SentenceTransformers provides models that allow to embed images and text into the same vector space. This allows to find similar images as well as to implement image search.

Installation

Ensure that you have torchvision installed to use the image-text-models and use a recent PyTorch version (tested with PyTorch 1.7.0). Image-Text-Models have been added with SentenceTransformers version 1.0.0. Image-Text-Models are still in an experimental phase.

Usage

SentenceTransformers provides a wrapper for the OpenAI CLIP Model, which was trained on a variety of (image, text)-pairs.

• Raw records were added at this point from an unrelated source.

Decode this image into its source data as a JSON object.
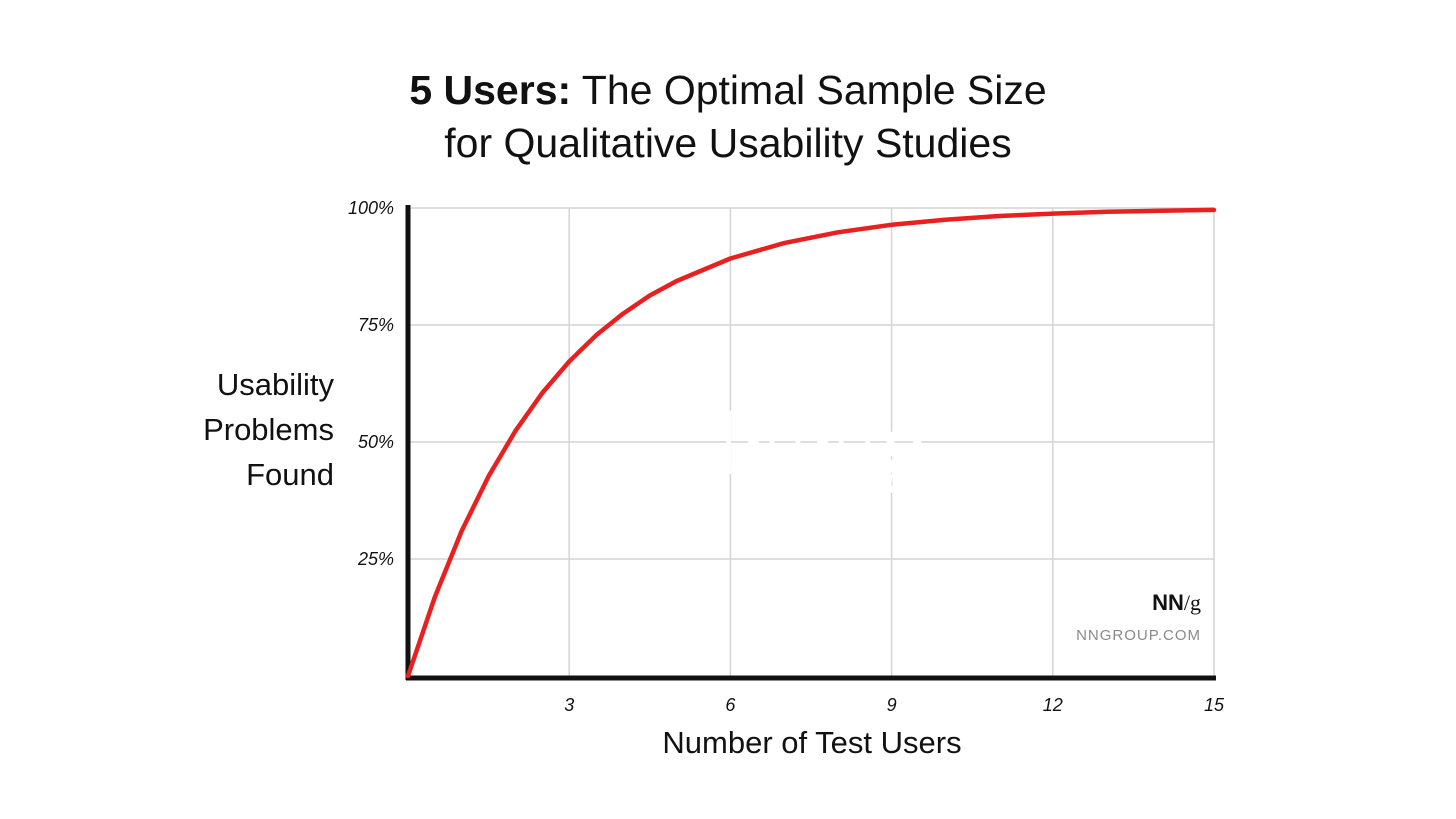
{
  "chart_data": {
    "type": "line",
    "title_bold": "5 Users:",
    "title_rest": " The Optimal Sample Size",
    "title_line2": "for Qualitative Usability Studies",
    "xlabel": "Number of Test Users",
    "ylabel_lines": [
      "Usability",
      "Problems",
      "Found"
    ],
    "xlim": [
      0,
      15
    ],
    "ylim": [
      0,
      100
    ],
    "x_ticks": [
      3,
      6,
      9,
      12,
      15
    ],
    "x_tick_labels": [
      "3",
      "6",
      "9",
      "12",
      "15"
    ],
    "y_ticks": [
      25,
      50,
      75,
      100
    ],
    "y_tick_labels": [
      "25%",
      "50%",
      "75%",
      "100%"
    ],
    "grid": true,
    "series": [
      {
        "color": "#e8201f",
        "x": [
          0,
          0.5,
          1,
          1.5,
          2,
          2.5,
          3,
          3.5,
          4,
          4.5,
          5,
          6,
          7,
          8,
          9,
          10,
          11,
          12,
          13,
          14,
          15
        ],
        "y": [
          0,
          16.9,
          31.0,
          42.7,
          52.4,
          60.5,
          67.2,
          72.8,
          77.4,
          81.3,
          84.4,
          89.2,
          92.5,
          94.8,
          96.4,
          97.5,
          98.3,
          98.8,
          99.2,
          99.4,
          99.6
        ]
      }
    ]
  },
  "watermark": "NN/g",
  "brand": {
    "logo_bold": "NN",
    "logo_rest": "/g",
    "url": "NNGROUP.COM"
  }
}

from sentence_transformers import SentenceTransformer, util
from PIL import Image

#Load CLIP model
model = SentenceTransformer('clip-ViT-B-32')

#Encode an image:
img_emb = model.encode(Image.open('two_dogs_in_snow.jpg'))

#Encode text descriptions
text_emb = model.encode(['Two dogs in the snow', 'A cat on a table', 'A picture of London at night'])

#Compute cosine similarities 
cos_scores = util.cos_sim(img_emb, text_emb)
print(cos_scores)

You can use the CLIP model for:

Text-to-Image / Image-To-Text / Image-to-Image / Text-to-Text Search
You can fine-tune it on your own image&text data with the regular SentenceTransformers training code.

Examples

Image_Search.ipynb (Colab Version) depicts a larger example for text-to-image and image-to-image search using 25,000 free pictures from Unsplash.
Image_Search-multilingual.ipynb (Colab Version) example of multilingual text2image search for 50+ languages.
Image_Clustering.ipynb (Colab Version) shows how to perform image clustering. Given 25,000 free pictures from Unsplash, we find clusters of similar images. You can control how sensitive the clustering should be.
Image_Duplicates.ipynb (Colab Version) shows an example how to find duplicate and near duplicate images in a large collection of photos.
Image_Classification.ipynb (Colab Version) example for (multi-lingual) zero-shot image classifcation.